I moved my office in my house recently as part of our rearranging the upstairs to prep a baby room, so my office went from a corner bedroom to a middle bedroom. The problem was that when I moved the office, that extra 15' or so that I moved the networking gear made the wifi signal too weak in my living room to actually connect any more, or at least it was incredibly spotty. 

So right now, I have all that gear sitting on a nightstand in a bedroom in my house. I'd like to get it out of the way. 

In order to do that, I need to do the following:


Pull the existing coax cable outlet from the wall in the bedroom, install a splitter, run a new coax into the attic and back down to a new gang box which I will install in the cloest
Install a new power outlet into the closet as well so I can power the modem / router / etc.
I have on ethernet jacks in my house. What i'd like to do while I'm in the walls is pull a new ethernet cable from the closet (new jack) into the office so can hard wire my desktop. That's primarily because I do a lot of file transfers on the NAS device and it is much, much quicker over Cat6 cable than it is presently over wifi. 

Questions I have: 
For the coax cable, I was just going to get a splitter, but on an Amazon review someone mentioned if you are using a cable modem you should actually get a tap if one leg of the line is longer (which it will be). Is that true / what is the actual difference between a splitter and a tap? 

Do I need to do anything special for intsalling Cat6 cable? To make it easier on myself I was going to get female - female adapters (vs. actually manually making the connection to the CAT6 outlet.). I'm assuming as long as I have one on each end, data can go bidirectional, in other words plugging the router into the wall with cat6, which then goes through the wall, to a nother cat6 cable connected to the computer should be fine? 

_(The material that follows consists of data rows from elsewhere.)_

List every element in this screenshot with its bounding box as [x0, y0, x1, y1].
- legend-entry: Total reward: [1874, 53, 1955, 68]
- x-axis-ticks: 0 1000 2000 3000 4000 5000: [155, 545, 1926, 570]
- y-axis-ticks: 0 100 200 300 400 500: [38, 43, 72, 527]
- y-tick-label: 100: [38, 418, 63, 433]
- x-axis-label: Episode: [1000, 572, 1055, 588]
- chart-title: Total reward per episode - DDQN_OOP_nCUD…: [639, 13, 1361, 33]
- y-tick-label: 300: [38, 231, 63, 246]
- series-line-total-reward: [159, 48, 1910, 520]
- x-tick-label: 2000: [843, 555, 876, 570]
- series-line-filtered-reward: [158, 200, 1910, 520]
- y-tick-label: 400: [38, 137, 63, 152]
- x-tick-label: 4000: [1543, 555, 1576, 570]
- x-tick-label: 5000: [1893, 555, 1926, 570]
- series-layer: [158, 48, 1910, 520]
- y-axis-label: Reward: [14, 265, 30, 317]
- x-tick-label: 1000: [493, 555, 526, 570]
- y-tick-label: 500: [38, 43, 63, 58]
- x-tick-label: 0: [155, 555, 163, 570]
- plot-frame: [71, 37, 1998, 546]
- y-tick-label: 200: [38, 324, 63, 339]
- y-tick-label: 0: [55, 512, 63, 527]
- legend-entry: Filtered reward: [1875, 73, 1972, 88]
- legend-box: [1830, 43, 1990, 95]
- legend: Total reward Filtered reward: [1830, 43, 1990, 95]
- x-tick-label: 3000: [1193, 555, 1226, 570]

Let's break out those real nerds now :beer:


----------



## bvibert (Jan 25, 2012)

That should work fine with the CAT6 cable, but if it were me I'd put the little extra effort in to install an outlet.  This, coming from a guy who has a patch cable running from his router, under his bedroom door, across the floor, up a dresser, and into his PS3.


----------



## speden (Jan 25, 2012)

I ran some cat6 cables in my house a couple weeks ago.  Seemed the same as working with cat5 except there was a plastic guide thing running down the middle of the cable.  But other than that  I was able to crimp on the ethernet connectors the same as cat5 since the internal wires have the same colors.

Wall jacks look nice, but are a lot of extra work to install, and the extra connection can degrade the signal.  I have one wall jack that makes a gigabit port run at only 100 mbs, so I stopped using it.  Most of my PC's are on the first floor, so what I do is just drill a small hole in the floor behind the PC (just big enough to put the cut cable through) and then run the lines along the basement ceiling.  Then I just crimp on the male ethernet connectors after cutting the cable to the exact length I need.  I have all my switches/wireless router/cable modem in the basement ceiling.

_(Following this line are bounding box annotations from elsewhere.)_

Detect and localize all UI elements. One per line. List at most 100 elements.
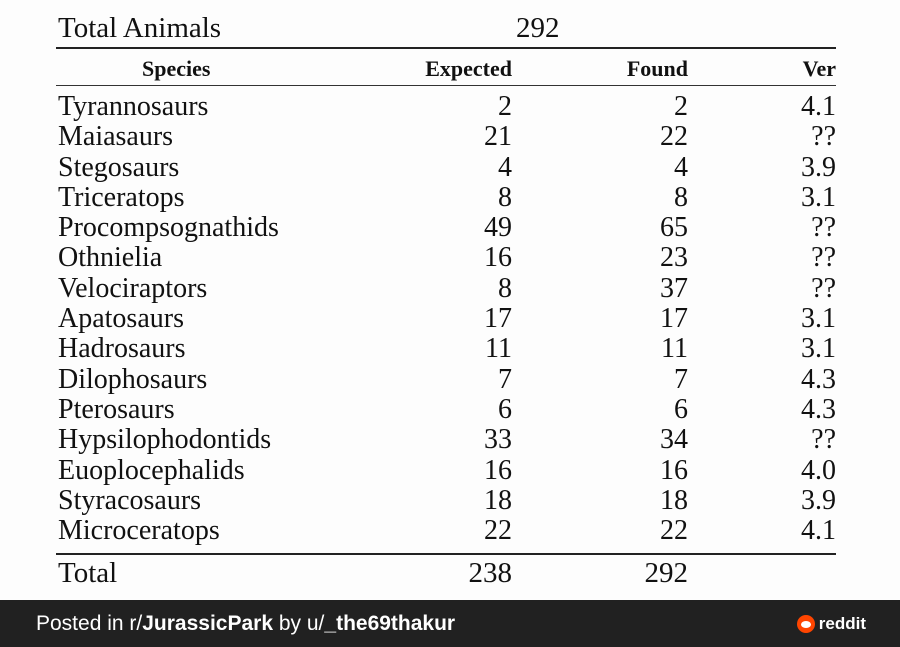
table-row: Maiasaurs 21 22??: [56, 122, 836, 152]
species-cell: Maiasaurs: [58, 121, 174, 153]
reddit-logo[interactable]: reddit: [796, 600, 866, 647]
ver-cell: 3.1: [801, 303, 836, 335]
header-species: Species: [142, 56, 211, 81]
header-ver: Ver: [802, 56, 836, 81]
total-expected: 238: [468, 557, 513, 589]
found-cell: 22: [660, 515, 688, 547]
subreddit-link[interactable]: JurassicPark: [142, 612, 274, 635]
total-animals-value: 292: [516, 12, 560, 44]
ver-cell: ??: [811, 121, 836, 153]
total-row: Total 238 292: [56, 557, 836, 589]
found-cell: 65: [660, 212, 688, 244]
table-row: Stegosaurs 4 4 3.9: [56, 151, 836, 183]
expected-cell: 16: [484, 242, 512, 274]
total-label: Total: [58, 557, 118, 589]
expected-cell: 8: [498, 181, 512, 213]
species-cell: Velociraptors: [58, 272, 208, 304]
species-cell: Tyrannosaurs: [58, 91, 209, 122]
ver-cell: 3.1: [801, 181, 836, 213]
table-header: Species Expected Found Ver: [56, 55, 836, 83]
expected-cell: 7: [498, 363, 512, 395]
found-cell: 18: [660, 484, 688, 516]
header-bottom-rule: [56, 85, 836, 86]
ver-cell: 3.9: [801, 151, 836, 183]
found-cell: 37: [660, 272, 688, 304]
table-row: Tyrannosaurs 2 2 4.1: [56, 92, 836, 122]
species-cell: Microceratops: [58, 515, 220, 547]
found-cell: 17: [660, 303, 688, 335]
ver-cell: ??: [811, 212, 836, 244]
ver-cell: 3.1: [801, 333, 836, 365]
expected-cell: 2: [498, 91, 512, 122]
species-cell: Stegosaurs: [58, 151, 180, 183]
ver-cell: 4.0: [801, 454, 836, 486]
found-cell: 6: [674, 393, 688, 425]
table-row: Dilophosaurs 7 7 4.3: [56, 363, 836, 395]
found-cell: 7: [674, 363, 688, 395]
table-row: Pterosaurs 6 6 4.3: [56, 393, 836, 425]
table-row: Euoplocephalids 16 16 4.0: [56, 454, 836, 486]
table-row: Microceratops 22 22 4.1: [56, 516, 836, 546]
species-cell: Styracosaurs: [58, 484, 202, 516]
found-cell: 4: [674, 151, 688, 183]
username-link[interactable]: _the69thakur: [324, 612, 456, 635]
table-body: Tyrannosaurs 2 2 4.1 Maiasaurs 21 22?? Stegosau…: [56, 92, 836, 546]
header-expected: Expected: [425, 56, 512, 81]
expected-cell: 21: [484, 121, 512, 153]
document-page: Total Animals 292 Species Expected Found…: [56, 10, 836, 589]
found-cell: 34: [660, 424, 688, 456]
table-row: Hadrosaurs 11 11 3.1: [56, 334, 836, 364]
species-cell: Apatosaurs: [58, 303, 184, 335]
ver-cell: 4.1: [801, 515, 836, 547]
species-cell: Hadrosaurs: [58, 333, 186, 365]
expected-cell: 18: [484, 484, 512, 516]
posted-in-prefix: Posted in r/: [36, 612, 143, 635]
expected-cell: 33: [484, 424, 512, 456]
table-row: Styracosaurs 18 18 3.9: [56, 484, 836, 516]
species-cell: Dilophosaurs: [58, 363, 208, 395]
expected-cell: 4: [498, 151, 512, 183]
expected-cell: 17: [484, 303, 512, 335]
expected-cell: 11: [485, 333, 512, 365]
found-cell: 2: [674, 91, 688, 122]
ver-cell: 4.1: [801, 91, 836, 122]
found-cell: 23: [660, 242, 688, 274]
expected-cell: 6: [498, 393, 512, 425]
table-row: Triceratops 8 8 3.1: [56, 181, 836, 213]
species-cell: Euoplocephalids: [58, 454, 245, 486]
ver-cell: 4.3: [801, 363, 836, 395]
ver-cell: 4.3: [801, 393, 836, 425]
found-cell: 11: [661, 333, 688, 365]
total-animals-line: Total Animals 292: [58, 10, 836, 46]
ver-cell: ??: [811, 272, 836, 304]
species-cell: Hypsilophodontids: [58, 424, 272, 456]
reddit-brand-text: reddit: [818, 614, 866, 633]
expected-cell: 49: [484, 212, 512, 244]
posted-in-text: Posted in r/JurassicPark by u/_the69thak…: [36, 600, 455, 647]
total-found: 292: [644, 557, 689, 589]
expected-cell: 16: [484, 454, 512, 486]
ver-cell: ??: [811, 242, 836, 274]
species-cell: Triceratops: [58, 181, 185, 213]
table-row: Procompsognathids 49 65??: [56, 213, 836, 243]
found-cell: 16: [660, 454, 688, 486]
header-found: Found: [626, 56, 688, 81]
total-top-rule: [56, 553, 836, 555]
reddit-snoo-icon: [796, 614, 815, 633]
reddit-footer-bar: Posted in r/JurassicPark by u/_the69thak…: [0, 600, 900, 647]
by-prefix: by u/: [273, 612, 325, 635]
table-row: Apatosaurs 17 17 3.1: [56, 304, 836, 334]
expected-cell: 8: [498, 272, 512, 304]
table-row: Hypsilophodontids 33 34??: [56, 425, 836, 455]
table-row: Velociraptors 8 37??: [56, 272, 836, 304]
found-cell: 22: [660, 121, 688, 153]
table-row: Othnielia 16 23??: [56, 243, 836, 273]
ver-cell: ??: [811, 424, 836, 456]
header-top-rule: [56, 47, 836, 49]
expected-cell: 22: [484, 515, 512, 547]
ver-cell: 3.9: [801, 484, 836, 516]
species-cell: Pterosaurs: [58, 393, 175, 425]
found-cell: 8: [674, 181, 688, 213]
total-animals-label: Total Animals: [58, 12, 222, 44]
species-cell: Procompsognathids: [58, 212, 279, 244]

I used to use wireless for most of the house, but going from wireless to wired gigabit ethernet is a big improvement.  Stuff I couldn't stream well over wireless (like high def video) now streams fine, especially when a lot of the family is on the network at the same time.  LAN games work better too.


----------



## Glenn (Jan 25, 2012)

Look into installing a cheapo wifi router as a Wireless Access Point. 

My story into nerdery: Bought an AirPort Express so we could play tunes via the iPad outside to my old arse shelf system inside...powering the outdoor speakers. I was getting a lot of dropped signals. A buddy suggested setting up a WAP. 

I had some CAT5 already set up, so that was easy. I ran that back before wifi routers were popular/affordable. Once I had the WAP setup, a lot less dropping. 

In your case (if I'm reading your setup correctly) a WAP would be easiest. Run some CAT 5, set up the WAP and you're set. You could, in theory, leave things as is. 

If you've already done this, just ignore...I used Netstumbler recently to troubleshoot some wifi device issues. That helps with channels regarding what your neighbors are using. Lets you stay off their channels...most leave them to the factory setting.


----------



## Nick (Jan 30, 2012)

Well, got it almost all done. Just have to finish pulling a new Cat6 line to my office, but everything is installed in the closet. I drilled a hole in the ceiling by accident so I have to patch that.


----------